Where the window opens for City
We play four matches between 25 April and 5 May. City play two. We face Atletico Madrid in the Champions League semi-final first leg on 29 April, four days after Newcastle, and then host Fulham on 2 May, three days after Madrid. The second leg against Atleti is on 5 May, three days after Fulham. City, in the same window, play an FA Cup semi-final against Southampton on 25 April and then have an eight-day gap before travelling to Everton on 4 May. This is the window where they can hit form at our expense.
The honest thing to say is that the first half of the run-in favours City heavily. The rest of it does not.

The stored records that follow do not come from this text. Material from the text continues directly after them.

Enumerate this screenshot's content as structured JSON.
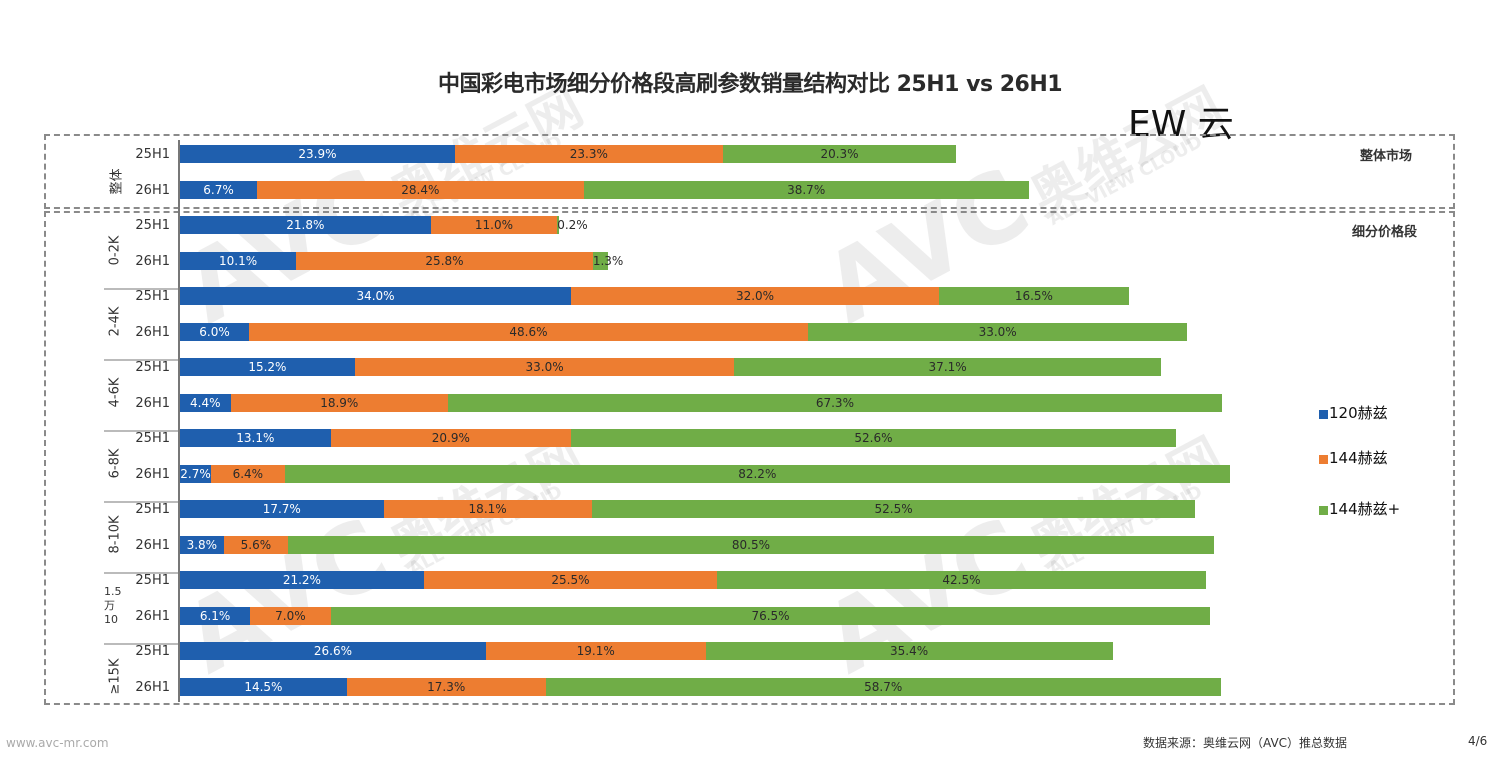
{
  "title": "中国彩电市场细分价格段高刷参数销量结构对比 25H1 vs 26H1",
  "corner_text": "EW 云",
  "overall_label": "整体市场",
  "segment_label": "细分价格段",
  "source": "数据来源：奥维云网（AVC）推总数据",
  "page_number": "4/6",
  "website": "www.avc-mr.com",
  "watermark": {
    "brand": "AVC",
    "cn": "奥维云网",
    "en": "ALL VIEW CLOUD"
  },
  "colors": {
    "hz120": "#1f5fae",
    "hz144": "#ed7d31",
    "hz144plus": "#70ad47"
  },
  "legend": [
    "120赫兹",
    "144赫兹",
    "144赫兹+"
  ],
  "chart_data": {
    "type": "bar",
    "stacked": true,
    "orientation": "horizontal",
    "series_names": [
      "120赫兹",
      "144赫兹",
      "144赫兹+"
    ],
    "groups": [
      {
        "name": "整体",
        "rows": [
          {
            "period": "25H1",
            "values": [
              23.9,
              23.3,
              20.3
            ],
            "labels": [
              "23.9%",
              "23.3%",
              "20.3%"
            ]
          },
          {
            "period": "26H1",
            "values": [
              6.7,
              28.4,
              38.7
            ],
            "labels": [
              "6.7%",
              "28.4%",
              "38.7%"
            ]
          }
        ]
      },
      {
        "name": "0-2K",
        "rows": [
          {
            "period": "25H1",
            "values": [
              21.8,
              11.0,
              0.2
            ],
            "labels": [
              "21.8%",
              "11.0%",
              "0.2%"
            ]
          },
          {
            "period": "26H1",
            "values": [
              10.1,
              25.8,
              1.3
            ],
            "labels": [
              "10.1%",
              "25.8%",
              "1.3%"
            ]
          }
        ]
      },
      {
        "name": "2-4K",
        "rows": [
          {
            "period": "25H1",
            "values": [
              34.0,
              32.0,
              16.5
            ],
            "labels": [
              "34.0%",
              "32.0%",
              "16.5%"
            ]
          },
          {
            "period": "26H1",
            "values": [
              6.0,
              48.6,
              33.0
            ],
            "labels": [
              "6.0%",
              "48.6%",
              "33.0%"
            ]
          }
        ]
      },
      {
        "name": "4-6K",
        "rows": [
          {
            "period": "25H1",
            "values": [
              15.2,
              33.0,
              37.1
            ],
            "labels": [
              "15.2%",
              "33.0%",
              "37.1%"
            ]
          },
          {
            "period": "26H1",
            "values": [
              4.4,
              18.9,
              67.3
            ],
            "labels": [
              "4.4%",
              "18.9%",
              "67.3%"
            ]
          }
        ]
      },
      {
        "name": "6-8K",
        "rows": [
          {
            "period": "25H1",
            "values": [
              13.1,
              20.9,
              52.6
            ],
            "labels": [
              "13.1%",
              "20.9%",
              "52.6%"
            ]
          },
          {
            "period": "26H1",
            "values": [
              2.7,
              6.4,
              82.2
            ],
            "labels": [
              "2.7%",
              "6.4%",
              "82.2%"
            ]
          }
        ]
      },
      {
        "name": "8-10K",
        "rows": [
          {
            "period": "25H1",
            "values": [
              17.7,
              18.1,
              52.5
            ],
            "labels": [
              "17.7%",
              "18.1%",
              "52.5%"
            ]
          },
          {
            "period": "26H1",
            "values": [
              3.8,
              5.6,
              80.5
            ],
            "labels": [
              "3.8%",
              "5.6%",
              "80.5%"
            ]
          }
        ]
      },
      {
        "name": "1.5\n万\n10",
        "rows": [
          {
            "period": "25H1",
            "values": [
              21.2,
              25.5,
              42.5
            ],
            "labels": [
              "21.2%",
              "25.5%",
              "42.5%"
            ]
          },
          {
            "period": "26H1",
            "values": [
              6.1,
              7.0,
              76.5
            ],
            "labels": [
              "6.1%",
              "7.0%",
              "76.5%"
            ]
          }
        ]
      },
      {
        "name": "≥15K",
        "rows": [
          {
            "period": "25H1",
            "values": [
              26.6,
              19.1,
              35.4
            ],
            "labels": [
              "26.6%",
              "19.1%",
              "35.4%"
            ]
          },
          {
            "period": "26H1",
            "values": [
              14.5,
              17.3,
              58.7
            ],
            "labels": [
              "14.5%",
              "17.3%",
              "58.7%"
            ]
          }
        ]
      }
    ]
  }
}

Where the window closes for them
If City reach the FA Cup final, they are booked in at Wembley on 16 May. Their Premier League trip to Bournemouth will then be rescheduled. Their Palace home fixture has to slot in somewhere in that window too, and the final round of league matches against Villa arrives on 24 May. That is a cup final, a long away trip, a rearranged home game, and a match against a Champions League-chasing side, all stacked into nine days.
We, in the same window, play Burnley at home on 17 May and Palace away on 24 May. Six clear days between them. No European football, because if we have got past Atleti we are playing the Champions League final on 30 May, which is a week after our last league game.
What actually has to happen
The route to the title is simple to describe and brutal to execute. We have to come through the Champions League semi-finals without dropping league points on the way. We have to win at West Ham on 10 May, because if that game is still alive when it comes around, it will be the toughest fixture left in our run-in and the one where the league can most easily slip. And we have to hope, or trust, that City's most dangerous fixture of the run-in, Bournemouth away, comes on such little rest that something gives.
If City drop points at Bournemouth after that FA Cup final, we will be champions. Everything we do between now and 10 May is about making sure we are still standing when we get to it.
This is a fitness test now, not a football test
There will be questions whether our midfield can run a press for 90 minutes after 120 in Madrid. But that is not really where the title is going to be decided. It is going to be decided by legs and by minds. By whether a back four can play its fourth match in eleven days without the concentration slipping for one corner. Whether a striker still has the acceleration for a counter-attack in the 83rd minute when he has travelled from Madrid to London to the Emirates to Fulham and back. By whether Declan Rice and Martin Zubimendi can keep finding each other on the third day of recovery when it should be the fifth.
One slip is all it takes. We know this. City know this. Guardiola has been here more times than any manager in the country and he is already telling the world he expects to win. Arteta's job now is to make sure he does not.
The title is in our hands, not theirs. Dropping it would be unforgivable.